Comcast ha appena regalato agli investitori una doccia fredda: l’utile netto è sceso del 13% nel primo trimestre, un numero che puzza di vecchio, come i loro decoder. I ricavi sono stati “leggermente inferiori”, una di quelle espressioni corporate che suona come “abbiamo sbattuto contro il muro, ma con stile”. Il punto è che stanno perdendo clienti sia nel ramo TV via cavo che in quello della banda larga, confermando che la disaffezione per la vecchia guardia del telecom sta accelerando. Chi ha ancora voglia di pagare per una TV lineare quando ci sono streaming on demand e connessioni mobili sempre più performanti?

Intanto, Intel vive il suo ennesimo incubo post-silicio. Dopo anni a rincorrere Nvidia e AMD, le azioni hanno perso un altro 7% dopo le dichiarazioni poco entusiaste del nuovo CEO Lip-Bu Tan. L’azienda si aspetta cali di fatturato e margine lordo nel trimestre in corso, e Tan lo attribuisce a un “ambiente macroeconomico volatile e incerto”. Tradotto dal corporatese: non sappiamo come uscirne. Mentre l’AI esplode e le GPU diventano il nuovo petrolio, Intel sembra ancora convinta che il futuro passi per processori generalisti. Non funziona più così.

Chi invece cerca di infilarsi nel futuro, anche a costo di salire su un’auto senza conducente, è Volkswagen, che ha annunciato una partnership con Uber per offrire robotaxi in alcune città americane a partire dal 2026, cominciando da Los Angeles. Lo scenario è affascinante quanto distopico: da un lato la promessa di una mobilità più efficiente e autonoma, dall’altro il brivido di affidarsi a software e sensori per attraversare il traffico di LA. Uber ci prova da anni, ma stavolta potrebbe davvero metterci la freccia, con VW come alleato industriale.

Nel frattempo, arriva anche la benedizione del governo.
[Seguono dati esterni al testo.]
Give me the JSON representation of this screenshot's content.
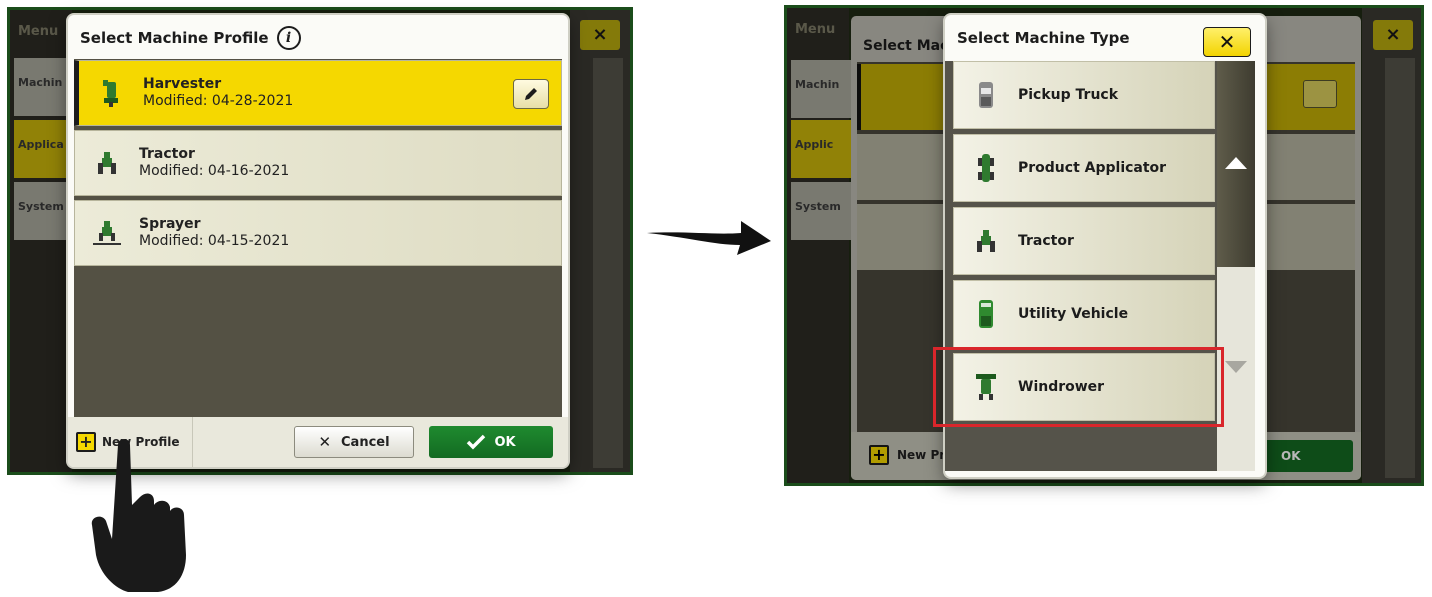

La National Highway Traffic Safety Administration (NHTSA) ha ampliato l’esenzione dagli standard federali di sicurezza anche ai produttori statunitensi di veicoli autonomi. Prima era un favore riservato ai player stranieri. Ora tutti i cowboys della guida autonoma possono cavalcare senza cinture.

Ma c’è di più: la Federal Reserve ha silenziosamente abbandonato le linee guida sulle criptovalute emanate sotto l’amministrazione Biden. Una mossa che sa tanto di “ci siamo stancati di far finta di regolare qualcosa che non capiamo”. È un segnale forte per il mondo cripto: le istituzioni stanno smettendo di combattere il cambiamento e stanno iniziando a preparare il terreno per la nuova finanza, o almeno per quella che sopravviverà alla prossima implosione.

Infine, tocca a Meta Platforms, che continua il suo strip aziendale a Reality Labs, la divisione AR/VR. Più di 100 dipendenti licenziati, un’altra conferma che il Metaverso è diventato un buco nero nel bilancio, più che una promessa rivoluzionaria. Zuckerberg ha scommesso su una visione troppo avanti per i tempi o troppo staccata dalla realtà. Il risultato è un Reality check, non Labs.

In tutto questo, il pattern è chiaro: le big tech non sono più entità divine. Perdono clienti, tagliano personale, si arrampicano su nuove scommesse per restare rilevanti. E nel frattempo, i loro CEO vendono sogni con la voce tremante.